‘Hamilton’ Wins Pulitzer for Best Drama

Lin-Manuel Miranda’s hit Broadway musical tracks the life of Alexander Hamilton

hamilton

Lin-Manuel Miranda‘s “Hamilton” won the 2016 Pulitzer Prize for Drama, the Columbia University-run organization announced on Monday.

The prize is awarded “for a distinguished play by an American author, preferably original in its source and dealing with American life.”

In its citation, the Pulitzer committee described Miranda’s show about founding father Alexander Hamilton “a landmark American musical about the gifted and self-destructive founding father whose story becomes both contemporary and irresistible.”

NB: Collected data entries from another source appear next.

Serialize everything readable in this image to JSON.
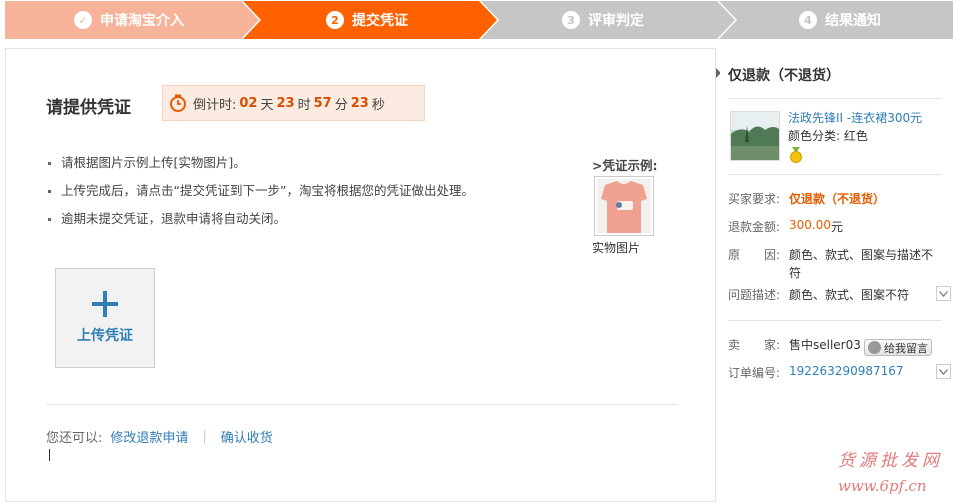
{
  "steps": [
    {
      "label": "申请淘宝介入",
      "icon": "✓",
      "state": "done"
    },
    {
      "label": "提交凭证",
      "icon": "2",
      "state": "active"
    },
    {
      "label": "评审判定",
      "icon": "3",
      "state": "todo"
    },
    {
      "label": "结果通知",
      "icon": "4",
      "state": "todo"
    }
  ],
  "colors": {
    "step_done": "#f6b39a",
    "step_active": "#ff6000",
    "step_todo": "#c6c6c6",
    "link": "#2e7eb8",
    "accent": "#e65c00"
  },
  "main": {
    "title": "请提供凭证",
    "countdown": {
      "label": "倒计时:",
      "days": "02",
      "days_unit": "天",
      "hours": "23",
      "hours_unit": "时",
      "minutes": "57",
      "minutes_unit": "分",
      "seconds": "23",
      "seconds_unit": "秒"
    },
    "tips": [
      "请根据图片示例上传[实物图片]。",
      "上传完成后，请点击“提交凭证到下一步”，淘宝将根据您的凭证做出处理。",
      "逾期未提交凭证，退款申请将自动关闭。"
    ],
    "example_title": ">凭证示例:",
    "example_caption": "实物图片",
    "upload_label": "上传凭证",
    "actions_prefix": "您还可以:",
    "action_modify": "修改退款申请",
    "action_confirm": "确认收货"
  },
  "side": {
    "title": "仅退款（不退货）",
    "product_name": "法政先锋II -连衣裙300元",
    "product_attr": "颜色分类: 红色",
    "rows": [
      {
        "key": "买家要求:",
        "value": "仅退款（不退货）"
      },
      {
        "key": "退款金额:",
        "value": "300.00",
        "suffix": "元"
      },
      {
        "key": "原　　因:",
        "value": "颜色、款式、图案与描述不符"
      },
      {
        "key": "问题描述:",
        "value": "颜色、款式、图案不符"
      },
      {
        "key": "卖　　家:",
        "value": "售中seller03"
      },
      {
        "key": "订单编号:",
        "value": "192263290987167"
      }
    ],
    "message_button": "给我留言"
  },
  "watermark": {
    "line1": "货源批发网",
    "line2": "www.6pf.cn"
  }
}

There is no separate musical category, and “Hamilton” becomes the first musical play to win the prize since “Next to Normal” in 2010.

The runners-up for this year’s prize were two non-musicals, Branden Jacobs-Jenkins’ “Gloria” and Stephen Karam’s “The Humans.”

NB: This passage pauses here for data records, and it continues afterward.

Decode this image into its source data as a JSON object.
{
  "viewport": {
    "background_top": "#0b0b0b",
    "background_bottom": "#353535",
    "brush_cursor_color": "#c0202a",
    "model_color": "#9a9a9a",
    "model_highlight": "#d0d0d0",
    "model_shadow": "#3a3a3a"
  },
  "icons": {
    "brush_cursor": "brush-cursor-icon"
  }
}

The 2015 prize went to “Between Riverside and Crazy” by Stephen Adly Giurgis, and other notable winners have included “August: Osage County,” “Rabbit Hole” and “Driving Miss Daisy.”

Miranda already received the MacArthur Genius Grant for his work on “Hamilton.”

The hit musical following the life of Alexander Hamilton will open in Los Angeles in the summer of 2017.